We have enabled Single Sign-On for an organization using ADFS that we are working with via an enterprise SAML connection. In this particular scenario, the organization hosts a SAML identity provider, and we have enabled Auth0 as a service provider. Unfortunately, we are experiencing a problem where two users using our web application in the same browser session can result in the second user logging in as the first user. Here’s the workflow:
- User #1 enters his/her email in to the Auth0 Lock in our application that ends in “ssodomain.org”. The “Single Sign-On Enabled” message appears.
- User #1 gets redirected to the organization’s SAML login site.
- User #1 authenticates, and gets redirected back to our application.

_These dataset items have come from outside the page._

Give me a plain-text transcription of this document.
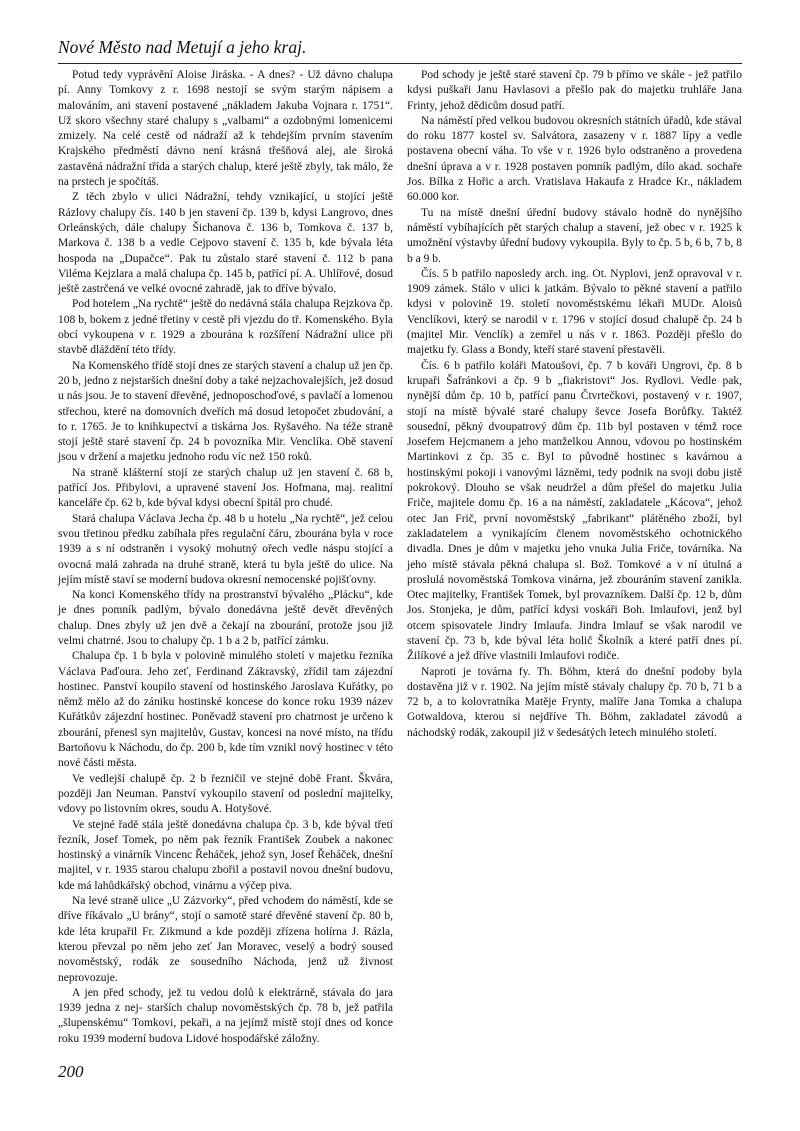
Nové Město nad Metují a jeho kraj.

Potud tedy vyprávění Aloise Jiráska. - A dnes? - Už dávno chalupa pí. Anny Tomkovy z r. 1698 nestojí se svým starým nápisem a malováním, ani stavení postavené „nákladem Jakuba Vojnara r. 1751“. Už skoro všechny staré chalupy s „valbami“ a ozdobnými lomenicemi zmizely. Na celé cestě od nádraží až k tehdejším prvním stavením Krajského předměstí dávno není krásná třešňová alej, ale široká zastavěná nádražní třída a starých chalup, které ještě zbyly, tak málo, že na prstech je spočítáš.

Z těch zbylo v ulici Nádražní, tehdy vznikající, u stojící ještě Rázlovy chalupy čís. 140 b jen stavení čp. 139 b, kdysi Langrovo, dnes Orleánských, dále chalupy Šichanova č. 136 b, Tomkova č. 137 b, Markova č. 138 b a vedle Cejpovo stavení č. 135 b, kde bývala léta hospoda na „Dupačce“. Pak tu zůstalo staré stavení č. 112 b pana Viléma Kejzlara a malá chalupa čp. 145 b, patřící pí. A. Uhlířové, dosud ještě zastrčená ve velké ovocné zahradě, jak to dříve bývalo.

Pod hotelem „Na rychtě“ ještě do nedávná stála chalupa Rejzkova čp. 108 b, bokem z jedné třetiny v cestě při vjezdu do tř. Komenského. Byla obcí vykoupena v r. 1929 a zbourána k rozšíření Nádražní ulice při stavbě dláždění této třídy.

Na Komenského třídě stojí dnes ze starých stavení a chalup už jen čp. 20 b, jedno z nejstarších dnešní doby a také nejzachovalejších, jež dosud u nás jsou. Je to stavení dřevěné, jednoposchoďové, s pavlačí a lomenou střechou, které na domovních dveřích má dosud letopočet zbudování, a to r. 1765. Je to knihkupectví a tiskárna Jos. Ryšavého. Na téže straně stojí ještě staré stavení čp. 24 b povozníka Mir. Venclíka. Obě stavení jsou v držení a majetku jednoho rodu víc než 150 roků.

Na straně klášterní stojí ze starých chalup už jen stavení č. 68 b, patřící Jos. Přibylovi, a upravené stavení Jos. Hofmana, maj. realitní kanceláře čp. 62 b, kde býval kdysi obecní špitál pro chudé.

Stará chalupa Václava Jecha čp. 48 b u hotelu „Na rychtě“, jež celou svou třetinou předku zabíhala přes regulační čáru, zbourána byla v roce 1939 a s ní odstraněn i vysoký mohutný ořech vedle náspu stojící a ovocná malá zahrada na druhé straně, která tu byla ještě do ulice. Na jejím místě staví se moderní budova okresní nemocenské pojišťovny.

Na konci Komenského třídy na prostranství bývalého „Plácku“, kde je dnes pomník padlým, bývalo donedávna ještě devět dřevěných chalup. Dnes zbyly už jen dvě a čekají na zbourání, protože jsou již velmi chatrné. Jsou to chalupy čp. 1 b a 2 b, patřící zámku.

Chalupa čp. 1 b byla v polovině minulého století v majetku řezníka Václava Paďoura. Jeho zeť, Ferdinand Zákravský, zřídil tam zájezdní hostinec. Panství koupilo stavení od hostinského Jaroslava Kuřátky, po němž mělo až do zániku hostinské koncese do konce roku 1939 název Kuřátkův zájezdní hostinec. Poněvadž stavení pro chatrnost je určeno k zbourání, přenesl syn majitelův, Gustav, koncesi na nové místo, na třídu Bartoňovu k Náchodu, do čp. 200 b, kde tím vznikl nový hostinec v této nové části města.

Ve vedlejší chalupě čp. 2 b řezničil ve stejné době Frant. Škvára, později Jan Neuman. Panství vykoupilo stavení od poslední majitelky, vdovy po listovním okres, soudu A. Hotyšové.

Ve stejné řadě stála ještě donedávna chalupa čp. 3 b, kde býval třetí řezník, Josef Tomek, po něm pak řezník František Zoubek a nakonec hostinský a vinárník Vincenc Řeháček, jehož syn, Josef Řeháček, dnešní majitel, v r. 1935 starou chalupu zbořil a postavil novou dnešní budovu, kde má lahůdkářský obchod, vinárnu a výčep piva.

Na levé straně ulice „U Zázvorky“, před vchodem do náměstí, kde se dříve říkávalo „U brány“, stojí o samotě staré dřevěné stavení čp. 80 b, kde léta krupařil Fr. Zikmund a kde později zřízena holírna J. Rázla, kterou převzal po něm jeho zeť Jan Moravec, veselý a bodrý soused novoměstský, rodák ze sousedního Náchoda, jenž už živnost neprovozuje.

A jen před schody, jež tu vedou dolů k elektrárně, stávala do jara 1939 jedna z nej- starších chalup novoměstských čp. 78 b, jež patřila „šlupenskému“ Tomkovi, pekaři, a na jejímž místě stojí dnes od konce roku 1939 moderní budova Lidové hospodářské záložny.

Pod schody je ještě staré stavení čp. 79 b přímo ve skále - jež patřilo kdysi puškaři Janu Havlasovi a přešlo pak do majetku truhláře Jana Frinty, jehož dědicům dosud patří.

Na náměstí před velkou budovou okresních státních úřadů, kde stával do roku 1877 kostel sv. Salvátora, zasazeny v r. 1887 lípy a vedle postavena obecní váha. To vše v r. 1926 bylo odstraněno a provedena dnešní úprava a v r. 1928 postaven pomník padlým, dílo akad. sochaře Jos. Bílka z Hořic a arch. Vratislava Hakaufa z Hradce Kr., nákladem 60.000 kor.

Tu na místě dnešní úřední budovy stávalo hodně do nynějšího náměstí vybíhajících pět starých chalup a stavení, jež obec v r. 1925 k umožnění výstavby úřední budovy vykoupila. Byly to čp. 5 b, 6 b, 7 b, 8 b a 9 b.

Čís. 5 b patřilo naposledy arch. ing. Ot. Nyplovi, jenž opravoval v r. 1909 zámek. Stálo v ulici k jatkám. Bývalo to pěkné stavení a patřilo kdysi v polovině 19. století novoměstskému lékaři MUDr. Aloisů Venclíkovi, který se narodil v r. 1796 v stojící dosud chalupě čp. 24 b (majitel Mir. Venclík) a zemřel u nás v r. 1863. Později přešlo do majetku fy. Glass a Bondy, kteří staré stavení přestavěli.

Čís. 6 b patřilo koláři Matoušovi, čp. 7 b kováři Ungrovi, čp. 8 b krupaři Šafránkovi a čp. 9 b „fiakristovi“ Jos. Rydlovi. Vedle pak, nynější dům čp. 10 b, patřící panu Čtvrtečkovi, postavený v r. 1907, stojí na místě bývalé staré chalupy ševce Josefa Borůfky. Taktéž sousední, pěkný dvoupatrový dům čp. 11b byl postaven v témž roce Josefem Hejcmanem a jeho manželkou Annou, vdovou po hostinském Martinkovi z čp. 35 c. Byl to původně hostinec s kavárnou a hostinskými pokoji i vanovými lázněmi, tedy podnik na svoji dobu jistě pokrokový. Dlouho se však neudržel a dům přešel do majetku Julia Friče, majitele domu čp. 16 a na náměstí, zakladatele „Kácova“, jehož otec Jan Frič, první novoměstský „fabrikant“ plátěného zboží, byl zakladatelem a vynikajícím členem novoměstského ochotnického divadla. Dnes je dům v majetku jeho vnuka Julia Friče, továrníka. Na jeho místě stávala pěkná chalupa sl. Bož. Tomkové a v ní útulná a proslulá novoměstská Tomkova vinárna, jež zbouráním stavení zanikla. Otec majitelky, František Tomek, byl provazníkem. Další čp. 12 b, dům Jos. Stonjeka, je dům, patřící kdysi voskáři Boh. Imlaufovi, jenž byl otcem spisovatele Jindry Imlaufa. Jindra Imlauf se však narodil ve stavení čp. 73 b, kde býval léta holič Školník a které patří dnes pí. Žilíkové a jež dříve vlastnili Imlaufovi rodiče.

Naproti je továrna fy. Th. Böhm, která do dnešní podoby byla dostavěna již v r. 1902. Na jejím místě stávaly chalupy čp. 70 b, 71 b a 72 b, a to kolovratníka Matěje Frynty, malíře Jana Tomka a chalupa Gotwaldova, kterou si nejdříve Th. Böhm, zakladatel závodů a náchodský rodák, zakoupil již v šedesátých letech minulého století.

200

- User #1 logs out of our application and leaves the browser on the login page.
- User #2, using the same browser session as User #1, enters his/her email that ends in “ssodomain.org”. The “Single Sign-On Enabled” message appears.

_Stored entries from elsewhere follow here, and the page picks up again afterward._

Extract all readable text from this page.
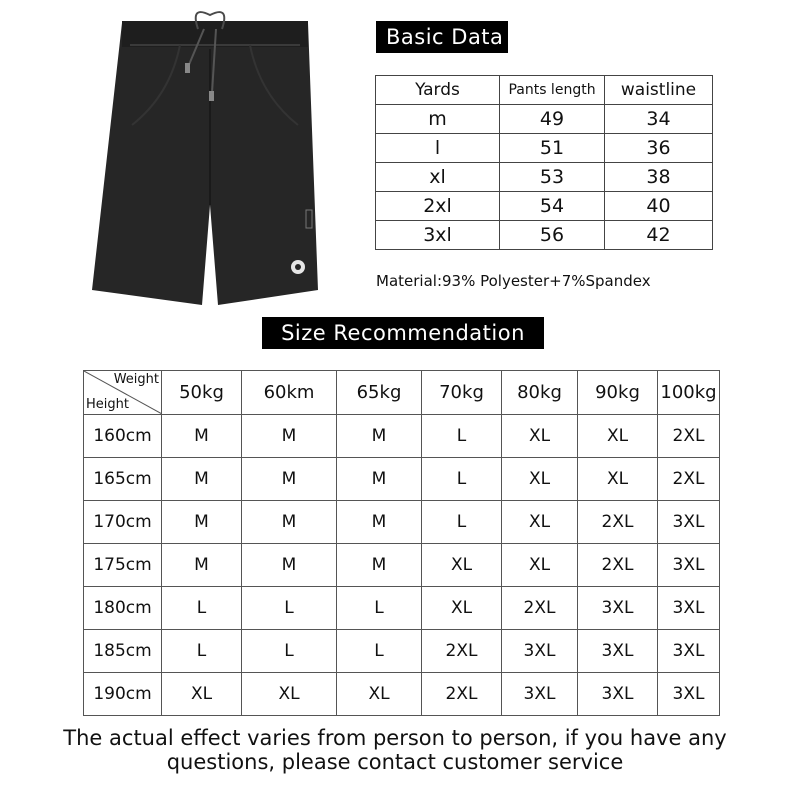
Basic Data
Yards	Pants length	waistline
m	49	34
l	51	36
xl	53	38
2xl	54	40
3xl	56	42
Material:93% Polyester+7%Spandex
Size Recommendation
Weight
Height	50kg	60km	65kg	70kg	80kg	90kg	100kg
160cm	M	M	M	L	XL	XL	2XL
165cm	M	M	M	L	XL	XL	2XL
170cm	M	M	M	L	XL	2XL	3XL
175cm	M	M	M	XL	XL	2XL	3XL
180cm	L	L	L	XL	2XL	3XL	3XL
185cm	L	L	L	2XL	3XL	3XL	3XL
190cm	XL	XL	XL	2XL	3XL	3XL	3XL
The actual effect varies from person to person, if you have any
questions, please contact customer service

- User #2, gets redirected to the organization’s SAML login site.
- The organization’s SAML login site detects a pre-existing valid cookie (or some other local browser-based persistence) for User #1, automatically uses that for authentication, then immediately redirects User #2 back to our application without giving User #2 a chance to address this.

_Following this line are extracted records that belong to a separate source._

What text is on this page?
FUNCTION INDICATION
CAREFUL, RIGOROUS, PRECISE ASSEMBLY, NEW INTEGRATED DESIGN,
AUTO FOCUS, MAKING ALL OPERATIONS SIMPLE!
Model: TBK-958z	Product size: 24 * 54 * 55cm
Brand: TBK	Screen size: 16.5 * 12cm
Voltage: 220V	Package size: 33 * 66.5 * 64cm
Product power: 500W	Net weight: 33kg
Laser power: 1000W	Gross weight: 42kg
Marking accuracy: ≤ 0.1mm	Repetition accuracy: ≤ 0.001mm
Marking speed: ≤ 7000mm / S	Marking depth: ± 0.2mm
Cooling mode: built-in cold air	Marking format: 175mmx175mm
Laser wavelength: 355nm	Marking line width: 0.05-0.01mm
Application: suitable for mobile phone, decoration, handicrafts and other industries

- User #2 is now logged into our application as User #1. (Gah!)
For clarity, the logout on Step #4 is an “application session” logout as described in the Auth0 Logout documentation. If we swapped this logout to be of type “Auth0 session,” would that allow the second user an opportunity to log in as him or herself? Is this something that needs to be changed as part of our SAML connection configuration with this organization, or something the organization should be changing on their end? We are confident that the “Identity Provider session” logout will allow the second user to login, but we consider that to have a poor user experience.
We took a stab at solving this by performing an “Identity Provider session” logout for all SSO users by setting the
federated parameter into a logout call to Auth0. Expectedly, that drove our testers crazy. Kicking them out of other web applications backed by that IdP session was a very frustrating user experience.